Ratings: (1) Haphazard or inconsistent content tagging strategy to (5) a centrally defined and maintained common vocabulary, taxonomy or metadata strategy
#8 – Channel Distribution
The capability to share, re-purpose and publish content across multiple distribution channels, including (for example) mobile, email, internal call center, social sites and syndication to partner websites.
Ratings: (1) Content published as static web pages on single websites to (5) content items are managed, repurposed and distributed across multiple digital publications and formats.

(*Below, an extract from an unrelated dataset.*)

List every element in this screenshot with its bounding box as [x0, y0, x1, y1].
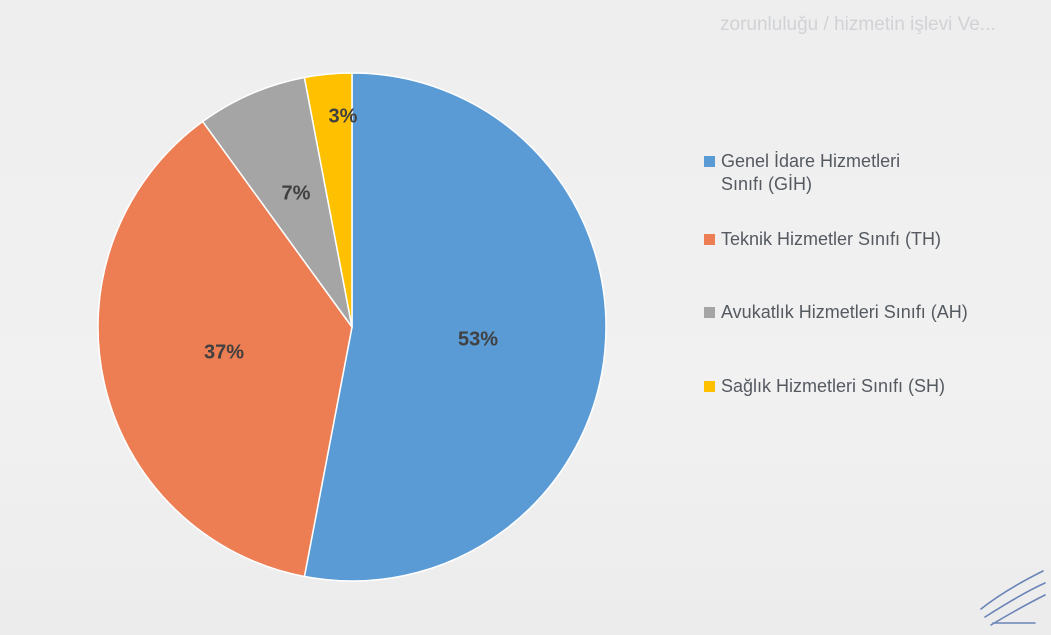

#9 – Governance and Compliance
How an organization manages the content publication workflow, it’s legal and brand compliance and accuracy, including the people, processes and tools. Once published the organizations implementation of policies for audit, compliance checking and retention and the tools used to achieve this.
Ratings: (1) Content publication is haphazard, with little process or policies to (5) all content is appropriately approved through a tight workflow process and there are documented and automated compliance audits, retention and archive policies.
There you go, my 9 areas to rate your content strategy readiness or maturity.
One quick caveat – typically we work with larger clients, who’s web properties or digital strategies span a number of business units, products and geographies, so these disciplines have been developed through this lens, so may not be appropriate for your organization or project. But, I hope you find something, maybe a subset of these ideas useful.
If you have any feedback, or if I’ve missed something, then please comment.